Ufak bir toprak parçasından yavaşla büyüyüp 3 farklı kıtaya yayılmış,onlarca göl ve denizi kendi hakimiyeti altına almış ve bitmek bilmeyen bu askeri ve diplomasi başarılarının yanı sıra sürekliliği,istikrarı sağlayabilmiş köklü bir imparatorluğun yüzyıllar boyunca önce kendini yenilik ve gelişmelere kapatıp halkı resmen kendi haline bırakması,sonrasında askeri,politik ve diplomatik açılarda kaçınılmaz gerilemeler yaşatması ve son olarak üst üste gelen askeri ve diplomatik yenilgilerle beraber hanedanın bile savunur noktaya geldiği manda ve himaye reklamlarıyla devleti yüzyıllar süren bir parçalanma sürecine hapsolmasını izliyorduk. Sokaklar karanlıktı,suratlar asıktı ve umutlar tükenmişti. Yüce Türk halkının her bir ferdi artık,sadece asırlar sonucu değil de bir anda meydana gelmiş gibi gözüken,işgaller ve işkenceler sebebiyle bitmeyen korku ve endişe ile kaplanmıştı. Orduları ve paralarıyla üstünlük kuran Batı devletleri topraklarımızı, bölgeden bölgeye yayılan haberler ve kayıplarsa halkımızı bedenen ve ruhen işgal ediyordu. Bölgeden bölgeye yayılan haberler ve kayıplarsa yüreklere bir ateş düşürüyor,ulusumuzun anbean yok olmaya yaklaşan geleceği içimizi parçalıyordu. Lakin umutsuzluk ve gözyaşı hiçbir fayda getirmedi. Sonsuzluğa gömülmüş kayıplarımızın arkasından tuttuğumuz yas,moral bozukluğumuzu kalıcı yapmaktan başka bir şeye yaramıyordu. Yapılması gereken tek bir şey vardı:varımızla yoğumuzla ve en önemlisi birlikteliğimizle mehmetçiklere yardım edip işgalcileri bir an önce vatandan temizlemek. Fakat örgütleme gibi büyük bir işin en zor kısmı o işe başlamaktı ve bu cesaret sadece O’nda vardı.

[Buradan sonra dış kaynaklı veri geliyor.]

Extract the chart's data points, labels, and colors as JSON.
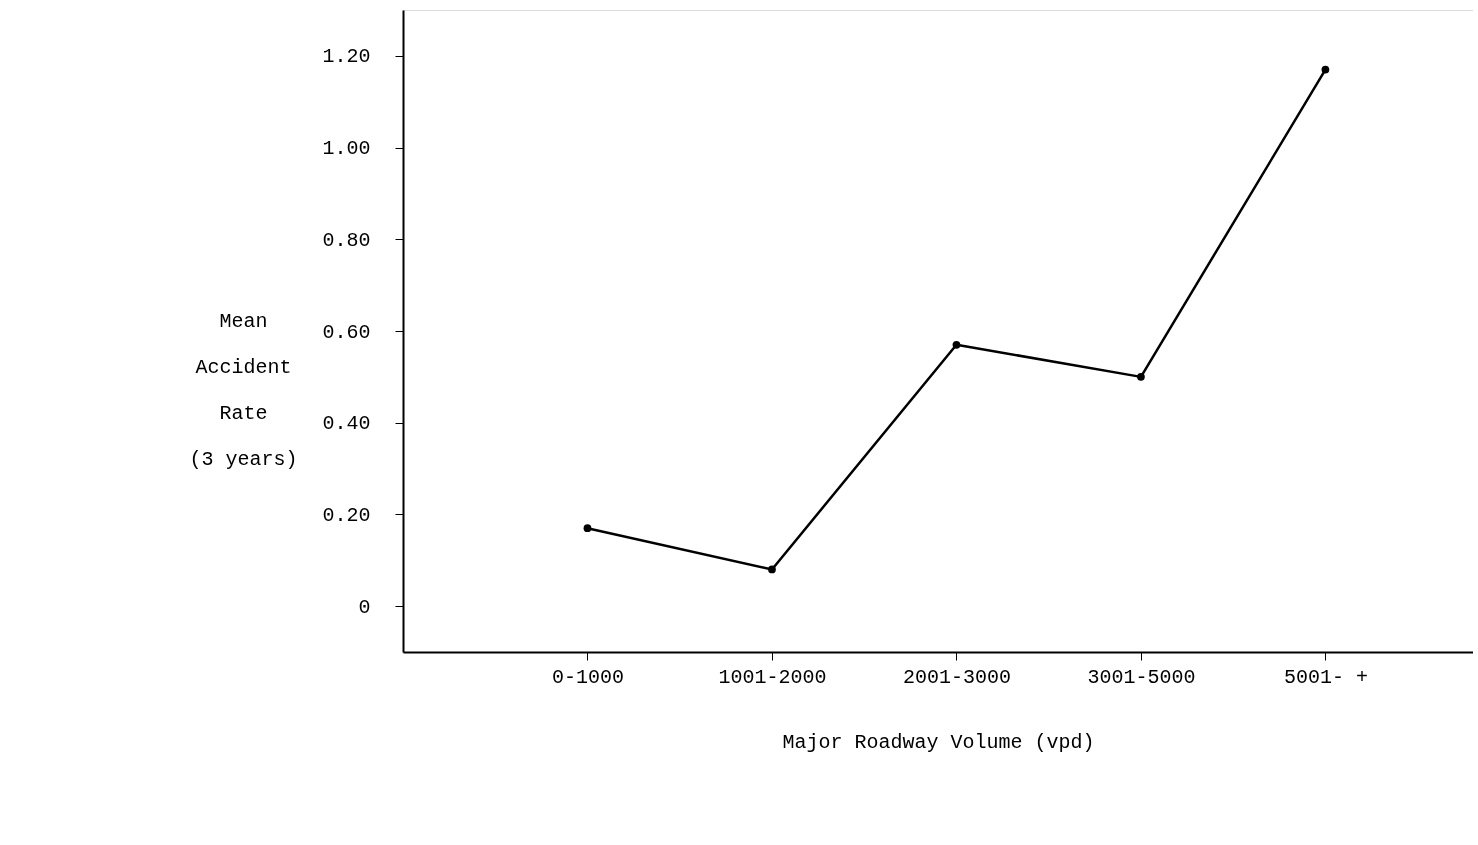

İşte O’ydu altın sarısı saçlarıyla atından inen,cesaret verdiği halkının minneti ve coşkusuyla kalabalığın arasından bizi selamlayan. O’ydu Türk milletinin bağımsızlığı için hayatını göze alıp sömürgeci Batı’ya ve otoritesi git gide yok olan hanedana karşı gelenlerin başındaki. O’ydu Mustafa Kemal Paşa. Paşa’nın vardığını duyar duymaz kendimizi insanların arasından sıyrlıp en önlere koşarken bulduk. Annemin bağırışlarına aldırış etmeden bi misli insanı arkamızda bıraktığımız an Paşa yanımıza geldi. Ben ve kardeşime önce yanımızda bir büyüğümüzün olup olmadığını sordu. Arkamızdan annem gelip benim ve kardeşimin ellerini tutunca mahcup düştüm fakat Paşa’yı canlı görmenin verdiği heyecanın yanında mahcubiyetim hiçbir şeydi! Mustafa Kemal Paşa’yla diyaloğumuzun ona “hafifletilmiş metafor”umu anlatmamla sona ereceğini zannederken metaforu devam ettirdi:
“Yağmur hala hüzünle ve bardaktan boşalırcasına yağıyor,sisler her yeri kaplıyor,kaplamaya da devam ediyordu. Fakat artık şemsiyemiz vardı. Bize yuva olacak,yağmur ile beraber gelen fırtınadan en az hasarla kurtulmamızı sağlayacak olan şemsiyemiz vardı artık. Aslında o şemsiyenin her bir parçası,yağmurun başından beri etrafa saçılmış bir şekilde durmaktaydı. Parçalar tek başlarına yağmura karşı gelmek için işlevli değildi fakat hepsi bir araya gelince sırılsıklam olmadık sihir varmışçasına. Birliktelik anlam kazandırdı ve zaferi mümkün kıldı. Tıpkı milletimiz gibi.”